Not long after my second son was born, I received a message from Audrey, a reader I’d been conversing with via emails and comments, who wanted to recommend a recipe drawn from the French blog La Belle au blé dormant*. It was a recipe for dark chocolate bites garnished with squash seeds, sunflower seeds, and caramelized sesame, which both she and the blog’s author Nolwenn had found instrumental in surviving the first few weeks with a newborn.
I read through the recipe and at first the idea of my finding the time and brain bandwidth to make something like this seemed laughable, but it turns out my appetite for chocolate is strong enough to move mountains: I could not get that recipe out of my head, and within a few days I was indeed preparing a modified version for myself — one with just the sesame — accomplishing one small step at a time in between maternal duties.
The smooth bitterness of the dark chocolate combined with the crunchy, nutty, caramelized sweetness of the sesame clusters made for a sublime combination, and already I knew that chocolate bar would not live to see the end of the week.
On one morning, I toasted the sesame seeds. Later, I made the caramel, mixed in the sesame, and broke up that (tasty, tasty) sesame bark into small clusters. The next day, I dug out my digital probe thermometer and tempered the chocolate (yes, tempered the chocolate, that’s how ambitious I was), stirred in the caramelized sesame nuggets, and poured the mixture into a narrow loaf pan.
A couple of hours later, when the dust had settled and the chocolate had set, I unmolded the thick bar, had a taste, and my eyes rolled back into their sockets: this was insanely! good!
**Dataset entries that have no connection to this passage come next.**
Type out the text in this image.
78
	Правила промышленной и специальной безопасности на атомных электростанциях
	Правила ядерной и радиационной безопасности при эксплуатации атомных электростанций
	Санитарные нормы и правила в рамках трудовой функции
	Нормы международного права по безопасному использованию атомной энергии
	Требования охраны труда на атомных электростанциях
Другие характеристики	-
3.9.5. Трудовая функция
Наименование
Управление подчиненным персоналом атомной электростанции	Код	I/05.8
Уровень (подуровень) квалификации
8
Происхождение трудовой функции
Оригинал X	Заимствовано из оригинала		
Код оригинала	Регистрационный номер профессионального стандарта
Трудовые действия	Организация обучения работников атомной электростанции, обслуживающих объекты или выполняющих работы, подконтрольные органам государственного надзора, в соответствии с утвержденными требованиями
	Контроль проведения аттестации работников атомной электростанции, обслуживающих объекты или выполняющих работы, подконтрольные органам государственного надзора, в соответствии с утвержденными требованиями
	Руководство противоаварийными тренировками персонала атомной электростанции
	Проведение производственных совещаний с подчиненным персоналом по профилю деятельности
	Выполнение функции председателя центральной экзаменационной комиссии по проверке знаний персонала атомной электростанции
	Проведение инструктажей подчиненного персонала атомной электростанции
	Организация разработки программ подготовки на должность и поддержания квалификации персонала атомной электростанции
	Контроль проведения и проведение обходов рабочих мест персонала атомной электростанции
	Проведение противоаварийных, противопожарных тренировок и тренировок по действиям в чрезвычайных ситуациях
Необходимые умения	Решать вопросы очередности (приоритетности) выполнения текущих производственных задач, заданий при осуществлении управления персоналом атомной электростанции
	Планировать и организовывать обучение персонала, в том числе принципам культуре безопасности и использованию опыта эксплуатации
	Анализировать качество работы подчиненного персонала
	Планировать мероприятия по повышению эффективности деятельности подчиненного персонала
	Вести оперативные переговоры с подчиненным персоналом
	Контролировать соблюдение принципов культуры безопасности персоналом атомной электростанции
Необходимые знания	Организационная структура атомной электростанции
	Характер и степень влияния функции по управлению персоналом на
The smooth bitterness of the dark chocolate** combined with the crunchy, nutty, caramelized sweetness of the sesame clusters made for a sublime combination, and already I knew that chocolate bar would not live to see the end of the week.
I have since made several more batches of that chocolate bliss, and even invested in two silicone molds such as these to make actual bars with breakable squares (the faint swirls in that picture indicate I failed to temper the chocolate properly that day; I’m still not a pro at it, and the baby was crying). Some of these bars went straight into my belly, others were given away as gifts — one of them to a new mother — and I am happy to say they made a gratifying impression on the recipients.
I’ll note that if you don’t have the time or inclination to make the actual bars, you should consider making just the caramelized sesame: it’s extremely easy and a wonderful treat in its own right.
Join the conversation!
Have you ever made your own chocolate bars? What recipe did you use and how did you like the results?
PS: Make this wonderful Cinnamon Granola Chocolate Slab or these easy Ginger and Almond Chocolate Clusters, and make sure you know How To Taste Chocolate!
* Allow me to explain the pun: La Belle au bois dormant (literally, “the beauty sleeping in the woods”) is French for Sleeping Beauty, and the author of this allergy-conscious blog has replaced bois (woods) by blé (wheat).
** I use Valrhona’s Manjari 64% couverture chocolate.